Gegründet wurde Samsung 1938 als Lebensmittelladen, der nach dem Koreakrieg zum größte Nahrungsmittelhersteller Südkoreas aufstieg. Die Entwicklung des Konzerns ist dabei eng mit dem enormen wirtschaftlichen Aufschwung unter der Militärdiktatur von Park Chung-hee in den Jahren 1961–1976 verbunden. Nach erfolgen in der Baubranche stieg Samsung mit der 1969 gegründeten Tochter Samsung Electronics im großen Stil in die Fertigung von Unterhaltungselektronik und Haushaltsgeräten ein und stieg in den folgenden Jahrzehnten zu einem der größten Hersteller in der Branche auf. Auf Betreiben der südkoreanischen Regierung begann Samsung zu jener Zeit auch mit der Entwicklung von Halbleitern, speziell Speichermodulen. Die in dieser Zeit entstandene Verflechtung zwischen Staat und Wirtschaft beseht teilweise auch heute noch; sodass weiterhin vieles unter der Hand geregelt wird. Die südkoreanische Gesellschaft ist mittlerweile aber kritischer gegenüber den Jaebol eingestellt. Dies hängt u. a. mit großen Bestechungs- und Korruptionsskandalen so wie den auch bei uns vieldiskutierten schlechten Arbeitsbedingungen seitens Samsung zusammen.
Koreanische Tiger
Der Konzern wird durchaus modern, aber streng hierarchisch – manche sagen militärisch – geführt. Die Koreaner werden in der Branche als »fast mover« bezeichnet. Das heißt: Sie sind vielleicht nicht diejenigen die eine Entwicklung anstoßen, aber sehr schnell darin erfolgversprechende Trends zu erkennen und zu adaptieren. Dabei schaffen sie es häufig, innerhalb kurzer Zeit zum jeweiligen Marktführer aufzuschließen und teilweise sogar zu überholen. Ein Schlüssel hierzu ist einem äußerst aggressiven Vorgehen zu suchen gepaart mit hoher Qualität zu einem günstige(rem) Preis.

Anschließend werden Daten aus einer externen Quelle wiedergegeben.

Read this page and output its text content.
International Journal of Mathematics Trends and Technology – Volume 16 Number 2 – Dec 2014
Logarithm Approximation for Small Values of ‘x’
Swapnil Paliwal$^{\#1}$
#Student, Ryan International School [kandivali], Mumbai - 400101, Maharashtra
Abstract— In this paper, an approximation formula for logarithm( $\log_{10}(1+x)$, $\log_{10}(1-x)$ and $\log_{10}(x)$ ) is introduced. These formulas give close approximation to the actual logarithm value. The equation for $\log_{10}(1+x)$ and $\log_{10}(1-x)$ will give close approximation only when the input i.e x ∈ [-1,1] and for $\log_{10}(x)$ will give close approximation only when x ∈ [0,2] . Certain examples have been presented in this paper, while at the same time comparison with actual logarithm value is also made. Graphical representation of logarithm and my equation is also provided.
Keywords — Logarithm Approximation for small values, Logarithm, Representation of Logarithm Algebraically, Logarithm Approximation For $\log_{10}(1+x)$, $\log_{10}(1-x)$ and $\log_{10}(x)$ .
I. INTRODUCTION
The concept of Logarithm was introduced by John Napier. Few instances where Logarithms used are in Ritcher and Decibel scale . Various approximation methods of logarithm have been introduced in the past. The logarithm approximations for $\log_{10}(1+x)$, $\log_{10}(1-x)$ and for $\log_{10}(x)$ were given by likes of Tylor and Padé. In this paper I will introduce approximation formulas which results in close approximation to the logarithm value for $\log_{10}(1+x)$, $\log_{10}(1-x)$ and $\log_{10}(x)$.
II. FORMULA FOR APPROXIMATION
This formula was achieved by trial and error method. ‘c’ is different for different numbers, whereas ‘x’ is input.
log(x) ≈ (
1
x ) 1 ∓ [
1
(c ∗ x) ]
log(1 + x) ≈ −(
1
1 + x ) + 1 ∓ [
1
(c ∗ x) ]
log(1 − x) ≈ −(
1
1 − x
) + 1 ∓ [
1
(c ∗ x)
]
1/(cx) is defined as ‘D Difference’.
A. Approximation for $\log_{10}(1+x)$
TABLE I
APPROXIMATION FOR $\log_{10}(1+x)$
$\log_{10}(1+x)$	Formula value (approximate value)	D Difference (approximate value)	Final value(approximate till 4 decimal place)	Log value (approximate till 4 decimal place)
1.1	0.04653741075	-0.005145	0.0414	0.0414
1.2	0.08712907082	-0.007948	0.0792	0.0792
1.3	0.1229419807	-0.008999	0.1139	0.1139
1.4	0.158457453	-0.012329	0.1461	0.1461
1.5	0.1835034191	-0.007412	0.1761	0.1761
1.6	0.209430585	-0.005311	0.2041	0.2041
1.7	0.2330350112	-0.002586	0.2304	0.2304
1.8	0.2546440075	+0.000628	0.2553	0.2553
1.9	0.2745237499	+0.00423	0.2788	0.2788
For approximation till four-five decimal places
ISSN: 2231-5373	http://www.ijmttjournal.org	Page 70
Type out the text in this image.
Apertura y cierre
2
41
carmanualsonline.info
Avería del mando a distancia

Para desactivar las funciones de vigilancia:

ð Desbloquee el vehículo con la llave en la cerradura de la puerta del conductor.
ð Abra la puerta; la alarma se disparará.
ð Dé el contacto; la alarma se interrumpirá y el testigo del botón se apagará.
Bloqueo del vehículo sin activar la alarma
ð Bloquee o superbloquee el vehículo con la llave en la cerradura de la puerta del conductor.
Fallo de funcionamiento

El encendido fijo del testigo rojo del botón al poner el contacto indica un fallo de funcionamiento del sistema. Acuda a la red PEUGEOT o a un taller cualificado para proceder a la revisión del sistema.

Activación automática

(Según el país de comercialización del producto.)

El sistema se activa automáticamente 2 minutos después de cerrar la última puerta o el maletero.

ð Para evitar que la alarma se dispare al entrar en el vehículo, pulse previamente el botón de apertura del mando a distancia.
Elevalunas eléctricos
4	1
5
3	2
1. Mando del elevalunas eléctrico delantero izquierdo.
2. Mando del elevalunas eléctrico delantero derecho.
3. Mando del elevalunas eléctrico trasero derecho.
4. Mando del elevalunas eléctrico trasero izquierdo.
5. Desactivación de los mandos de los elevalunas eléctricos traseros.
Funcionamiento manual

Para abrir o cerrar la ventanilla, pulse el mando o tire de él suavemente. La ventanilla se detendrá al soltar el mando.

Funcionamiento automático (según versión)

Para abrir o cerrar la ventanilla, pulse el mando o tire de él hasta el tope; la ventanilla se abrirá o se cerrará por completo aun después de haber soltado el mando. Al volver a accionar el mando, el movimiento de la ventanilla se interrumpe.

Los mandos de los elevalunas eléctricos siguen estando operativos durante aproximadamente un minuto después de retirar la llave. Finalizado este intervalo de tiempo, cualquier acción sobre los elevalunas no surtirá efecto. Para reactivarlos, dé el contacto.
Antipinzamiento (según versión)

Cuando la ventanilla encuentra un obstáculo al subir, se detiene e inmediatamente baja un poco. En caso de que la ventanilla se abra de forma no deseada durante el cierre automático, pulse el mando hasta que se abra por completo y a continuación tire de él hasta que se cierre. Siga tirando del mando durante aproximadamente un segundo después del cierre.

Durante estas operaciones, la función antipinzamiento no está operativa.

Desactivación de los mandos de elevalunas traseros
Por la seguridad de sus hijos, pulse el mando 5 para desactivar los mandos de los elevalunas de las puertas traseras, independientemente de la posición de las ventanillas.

Hierzulande kennt man von dem Unternehmen vor allem die Elektroniksparte. Diese setzte im 2012 rund 141 Milliarden Euro um und verdiente dabei 16,7 Milliarden Euro. Samsung Electronics ist Weltmarktführer bei Smartphones und TVs – und einer der führenden Hersteller von Kameras, Hausgeräte, Chips, Displays und Lithium-Ionen-Akkus. Auch wenn man es nicht sieht, steckt in vielen Geräten Samsung drin – nicht zuletzt auch beim Erzrivalen Apple. Da Samsung die gesamte Wertschöpfungskette abdeckt, und die meisten Bauteile in eigenen Fabriken entstehen, kann das Unternehmen auf Veränderungen im Markt schnell reagieren.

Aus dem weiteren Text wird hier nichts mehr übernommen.